In its December Investment Monitor, Access Economics said investment in the rest of the country was still growing, but at a far more modest rate than that of the two boom states.
For New South Wales, investment has been rising but is well off the pace set by the rest of the country.
In WA the outperformance is due entirely to the resources boom and the infrastructure requirements to support it. In Queensland the investment surge is more broadly based.
“Investment Monitor data shows a very strong agenda of projects in planning in WA and Queensland, which suggests the current lopsided investment boom may continue for another two years or so.”
New projects in Queensland have been led by coal, including Anglo Coal’s thermal opencut prospect southwest of Gladstone and Aquila Resources’ exploration to assess developing three longwall mines in the Bowen Basin.
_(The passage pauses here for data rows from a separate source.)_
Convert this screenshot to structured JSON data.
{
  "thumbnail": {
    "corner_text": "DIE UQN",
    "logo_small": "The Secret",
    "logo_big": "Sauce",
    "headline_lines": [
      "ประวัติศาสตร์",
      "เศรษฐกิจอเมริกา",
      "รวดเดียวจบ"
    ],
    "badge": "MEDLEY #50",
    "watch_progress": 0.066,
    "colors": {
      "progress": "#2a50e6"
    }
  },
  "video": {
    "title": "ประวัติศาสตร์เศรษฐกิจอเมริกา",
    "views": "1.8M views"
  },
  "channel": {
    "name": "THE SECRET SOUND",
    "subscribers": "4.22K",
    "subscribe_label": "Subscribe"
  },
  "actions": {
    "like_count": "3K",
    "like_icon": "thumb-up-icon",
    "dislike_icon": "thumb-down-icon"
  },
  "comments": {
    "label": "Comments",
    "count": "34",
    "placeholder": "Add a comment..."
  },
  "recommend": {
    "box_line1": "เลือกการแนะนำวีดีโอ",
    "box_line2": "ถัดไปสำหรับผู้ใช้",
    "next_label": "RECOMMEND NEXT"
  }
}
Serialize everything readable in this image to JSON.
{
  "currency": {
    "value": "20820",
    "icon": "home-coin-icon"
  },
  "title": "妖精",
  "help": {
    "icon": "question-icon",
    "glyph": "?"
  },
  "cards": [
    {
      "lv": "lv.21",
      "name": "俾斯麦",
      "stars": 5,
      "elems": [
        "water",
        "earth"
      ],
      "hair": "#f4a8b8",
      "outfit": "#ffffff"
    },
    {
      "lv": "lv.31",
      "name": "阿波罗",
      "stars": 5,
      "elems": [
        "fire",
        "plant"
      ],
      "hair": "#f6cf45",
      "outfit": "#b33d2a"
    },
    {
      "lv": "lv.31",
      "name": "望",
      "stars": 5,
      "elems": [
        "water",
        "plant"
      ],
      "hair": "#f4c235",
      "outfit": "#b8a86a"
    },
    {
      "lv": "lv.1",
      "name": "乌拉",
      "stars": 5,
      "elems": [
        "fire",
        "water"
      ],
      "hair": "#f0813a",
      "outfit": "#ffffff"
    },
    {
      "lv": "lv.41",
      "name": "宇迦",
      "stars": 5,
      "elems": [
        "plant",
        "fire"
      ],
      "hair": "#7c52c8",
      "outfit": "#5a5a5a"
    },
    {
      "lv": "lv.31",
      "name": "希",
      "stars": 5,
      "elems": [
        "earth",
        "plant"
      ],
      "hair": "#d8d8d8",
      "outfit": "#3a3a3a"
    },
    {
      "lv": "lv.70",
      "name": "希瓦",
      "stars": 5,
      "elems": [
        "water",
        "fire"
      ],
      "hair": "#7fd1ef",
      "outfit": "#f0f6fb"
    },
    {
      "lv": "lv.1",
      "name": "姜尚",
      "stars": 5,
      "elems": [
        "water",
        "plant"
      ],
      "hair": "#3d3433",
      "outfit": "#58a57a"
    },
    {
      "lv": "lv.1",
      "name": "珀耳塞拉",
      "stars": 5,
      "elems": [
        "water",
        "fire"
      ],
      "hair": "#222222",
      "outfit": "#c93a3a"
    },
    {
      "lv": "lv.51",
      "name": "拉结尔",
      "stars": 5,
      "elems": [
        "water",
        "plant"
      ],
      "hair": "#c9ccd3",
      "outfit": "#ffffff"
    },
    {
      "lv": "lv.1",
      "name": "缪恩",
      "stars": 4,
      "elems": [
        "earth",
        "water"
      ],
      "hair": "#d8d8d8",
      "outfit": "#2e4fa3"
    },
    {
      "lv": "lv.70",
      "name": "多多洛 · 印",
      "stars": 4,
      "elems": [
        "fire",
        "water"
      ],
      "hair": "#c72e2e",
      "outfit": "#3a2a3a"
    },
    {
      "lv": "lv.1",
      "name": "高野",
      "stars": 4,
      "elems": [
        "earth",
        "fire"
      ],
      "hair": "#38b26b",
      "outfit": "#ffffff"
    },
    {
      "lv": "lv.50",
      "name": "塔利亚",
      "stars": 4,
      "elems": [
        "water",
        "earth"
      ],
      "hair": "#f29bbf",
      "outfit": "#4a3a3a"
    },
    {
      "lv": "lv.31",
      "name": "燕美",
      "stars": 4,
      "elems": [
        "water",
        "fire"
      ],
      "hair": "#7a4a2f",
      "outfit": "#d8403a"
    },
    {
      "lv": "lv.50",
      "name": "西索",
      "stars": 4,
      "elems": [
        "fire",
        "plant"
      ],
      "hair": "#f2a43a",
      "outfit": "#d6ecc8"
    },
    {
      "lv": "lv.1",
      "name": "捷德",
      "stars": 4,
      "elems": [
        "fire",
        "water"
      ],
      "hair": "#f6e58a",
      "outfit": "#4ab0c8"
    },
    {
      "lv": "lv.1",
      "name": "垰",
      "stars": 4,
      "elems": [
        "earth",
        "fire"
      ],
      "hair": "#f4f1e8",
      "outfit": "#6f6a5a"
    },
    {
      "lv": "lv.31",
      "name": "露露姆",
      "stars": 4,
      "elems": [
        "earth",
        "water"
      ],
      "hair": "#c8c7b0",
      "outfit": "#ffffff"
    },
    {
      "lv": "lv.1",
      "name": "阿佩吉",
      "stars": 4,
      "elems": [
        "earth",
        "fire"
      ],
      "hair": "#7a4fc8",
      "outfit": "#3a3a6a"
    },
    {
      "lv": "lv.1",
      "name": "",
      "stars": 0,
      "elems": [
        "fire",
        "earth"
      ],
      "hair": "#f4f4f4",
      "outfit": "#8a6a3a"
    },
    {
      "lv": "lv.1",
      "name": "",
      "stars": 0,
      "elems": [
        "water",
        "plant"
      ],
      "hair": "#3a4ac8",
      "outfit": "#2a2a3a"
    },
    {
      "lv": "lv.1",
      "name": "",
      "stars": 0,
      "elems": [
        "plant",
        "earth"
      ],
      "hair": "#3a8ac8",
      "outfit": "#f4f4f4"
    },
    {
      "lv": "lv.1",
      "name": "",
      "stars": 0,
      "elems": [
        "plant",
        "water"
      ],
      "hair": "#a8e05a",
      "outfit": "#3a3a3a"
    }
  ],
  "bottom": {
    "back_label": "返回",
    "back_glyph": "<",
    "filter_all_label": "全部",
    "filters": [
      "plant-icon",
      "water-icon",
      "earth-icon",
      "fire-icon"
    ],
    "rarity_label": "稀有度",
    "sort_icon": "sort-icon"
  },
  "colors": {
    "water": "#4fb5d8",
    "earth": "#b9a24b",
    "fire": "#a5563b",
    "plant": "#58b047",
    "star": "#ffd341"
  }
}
By sector, investment is led by mining, metals and economic infrastructure projects, with many infrastructure projects such as ports, power stations and railways providing direct support for resource investment.
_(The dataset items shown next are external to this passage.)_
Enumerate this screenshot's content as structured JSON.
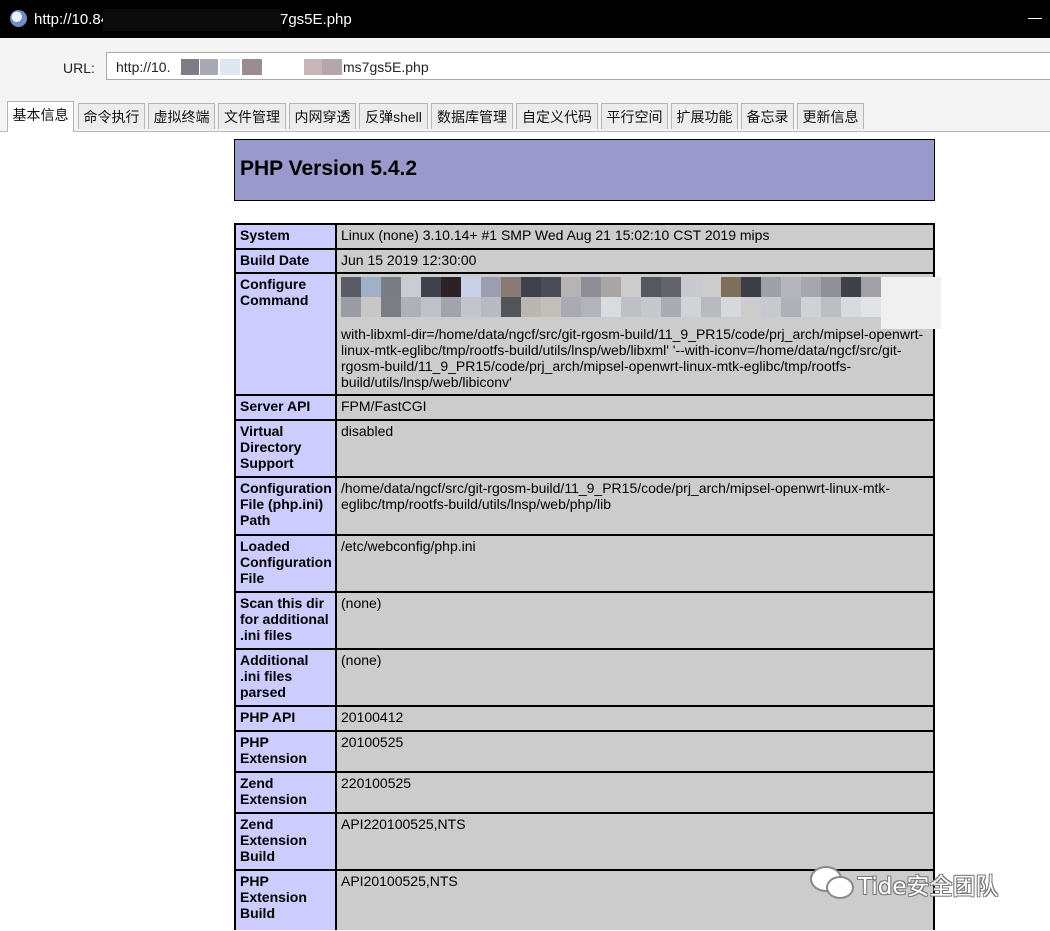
{
  "window": {
    "title_left": "http://10.84",
    "title_right": "7gs5E.php"
  },
  "address": {
    "label": "URL:",
    "value_left": "http://10.",
    "value_right": "ms7gs5E.php"
  },
  "tabs": [
    {
      "label": "基本信息",
      "active": true
    },
    {
      "label": "命令执行"
    },
    {
      "label": "虚拟终端"
    },
    {
      "label": "文件管理"
    },
    {
      "label": "内网穿透"
    },
    {
      "label": "反弹shell"
    },
    {
      "label": "数据库管理"
    },
    {
      "label": "自定义代码"
    },
    {
      "label": "平行空间"
    },
    {
      "label": "扩展功能"
    },
    {
      "label": "备忘录"
    },
    {
      "label": "更新信息"
    }
  ],
  "phpinfo": {
    "heading": "PHP Version 5.4.2",
    "rows": [
      {
        "key": "System",
        "value": "Linux (none) 3.10.14+ #1 SMP Wed Aug 21 15:02:10 CST 2019 mips"
      },
      {
        "key": "Build Date",
        "value": "Jun 15 2019 12:30:00"
      },
      {
        "key": "Configure Command",
        "value": "with-libxml-dir=/home/data/ngcf/src/git-rgosm-build/11_9_PR15/code/prj_arch/mipsel-openwrt-linux-mtk-eglibc/tmp/rootfs-build/utils/lnsp/web/libxml' '--with-iconv=/home/data/ngcf/src/git-rgosm-build/11_9_PR15/code/prj_arch/mipsel-openwrt-linux-mtk-eglibc/tmp/rootfs-build/utils/lnsp/web/libiconv'"
      },
      {
        "key": "Server API",
        "value": "FPM/FastCGI"
      },
      {
        "key": "Virtual Directory Support",
        "value": "disabled"
      },
      {
        "key": "Configuration File (php.ini) Path",
        "value": "/home/data/ngcf/src/git-rgosm-build/11_9_PR15/code/prj_arch/mipsel-openwrt-linux-mtk-eglibc/tmp/rootfs-build/utils/lnsp/web/php/lib"
      },
      {
        "key": "Loaded Configuration File",
        "value": "/etc/webconfig/php.ini"
      },
      {
        "key": "Scan this dir for additional .ini files",
        "value": "(none)"
      },
      {
        "key": "Additional .ini files parsed",
        "value": "(none)"
      },
      {
        "key": "PHP API",
        "value": "20100412"
      },
      {
        "key": "PHP Extension",
        "value": "20100525"
      },
      {
        "key": "Zend Extension",
        "value": "220100525"
      },
      {
        "key": "Zend Extension Build",
        "value": "API220100525,NTS"
      },
      {
        "key": "PHP Extension Build",
        "value": "API20100525,NTS"
      }
    ]
  },
  "watermark": {
    "text": "Tide安全团队",
    "icon": "wechat-icon"
  }
}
In Queensland railways and ports are attracting big dollars, led by Queensland Rail’s $1 billion Southern Missing Rail Link project.
Power stations are also on the agenda, including CS Energy’s Kogan Creek facility and Origin Energy’s Spring Gully power station.
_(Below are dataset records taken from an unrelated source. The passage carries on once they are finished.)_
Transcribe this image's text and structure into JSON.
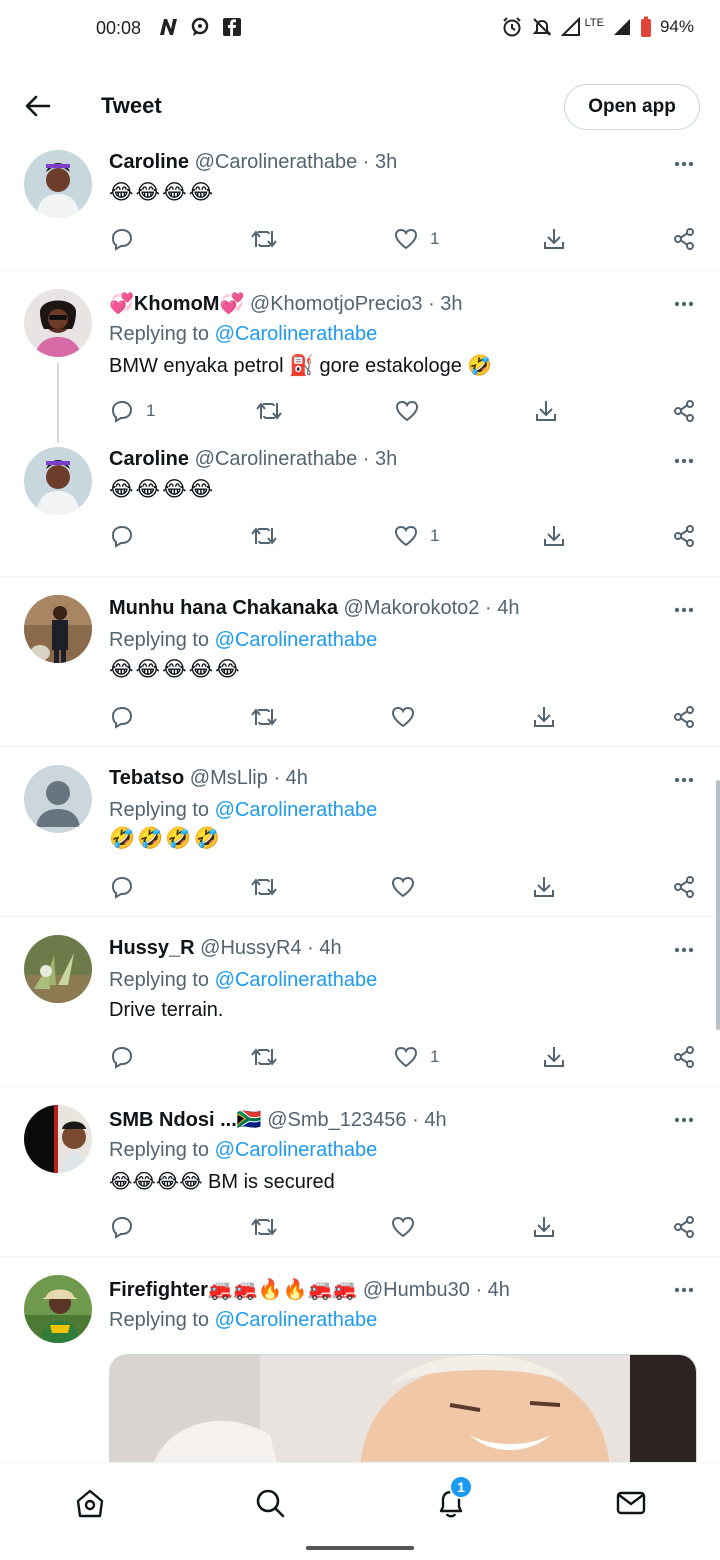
{
  "status_bar": {
    "time": "00:08",
    "battery": "94%",
    "network": "LTE"
  },
  "header": {
    "title": "Tweet",
    "open_app_label": "Open app"
  },
  "colors": {
    "accent": "#1d9bf0",
    "text_primary": "#0f1419",
    "text_secondary": "#536471"
  },
  "tweets": [
    {
      "name": "Caroline",
      "handle": "@Carolinerathabe",
      "time": "· 3h",
      "replying_prefix": "",
      "replying_to": "",
      "body": "😂😂😂😂",
      "reply_count": "",
      "like_count": "1"
    },
    {
      "name": "💞KhomoM💞",
      "handle": "@KhomotjoPrecio3",
      "time": "· 3h",
      "replying_prefix": "Replying to",
      "replying_to": "@Carolinerathabe",
      "body": "BMW enyaka petrol ⛽ gore estakologe 🤣",
      "reply_count": "1",
      "like_count": ""
    },
    {
      "name": "Caroline",
      "handle": "@Carolinerathabe",
      "time": "· 3h",
      "replying_prefix": "",
      "replying_to": "",
      "body": "😂😂😂😂",
      "reply_count": "",
      "like_count": "1"
    },
    {
      "name": "Munhu hana Chakanaka",
      "handle": "@Makorokoto2",
      "time": "· 4h",
      "replying_prefix": "Replying to",
      "replying_to": "@Carolinerathabe",
      "body": "😂😂😂😂😂",
      "reply_count": "",
      "like_count": ""
    },
    {
      "name": "Tebatso",
      "handle": "@MsLlip",
      "time": "· 4h",
      "replying_prefix": "Replying to",
      "replying_to": "@Carolinerathabe",
      "body": "🤣🤣🤣🤣",
      "reply_count": "",
      "like_count": ""
    },
    {
      "name": "Hussy_R",
      "handle": "@HussyR4",
      "time": "· 4h",
      "replying_prefix": "Replying to",
      "replying_to": "@Carolinerathabe",
      "body": "Drive terrain.",
      "reply_count": "",
      "like_count": "1"
    },
    {
      "name": "SMB Ndosi ...🇿🇦",
      "handle": "@Smb_123456",
      "time": "· 4h",
      "replying_prefix": "Replying to",
      "replying_to": "@Carolinerathabe",
      "body": "😂😂😂😂 BM is secured",
      "reply_count": "",
      "like_count": ""
    },
    {
      "name": "Firefighter🚒🚒🔥🔥🚒🚒",
      "handle": "@Humbu30",
      "time": "· 4h",
      "replying_prefix": "Replying to",
      "replying_to": "@Carolinerathabe",
      "body": "",
      "reply_count": "",
      "like_count": ""
    }
  ],
  "bottom_nav": {
    "notification_badge": "1",
    "items": [
      "home-icon",
      "search-icon",
      "bell-icon",
      "mail-icon"
    ]
  }
}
There is also action at the ports with feasibility studies ongoing into a coal loading/export terminal at Kooragang Island and an expansion of BHP’s Hay Point coal terminal in Queensland.
Work currently being carried out at ports includes the upgrade of the RG Tanner coal terminal at the Port of Gladstone and Babcock & Brown starting work on the $1.2 billion first stage expansion of the Dalrymple Bay coal terminal.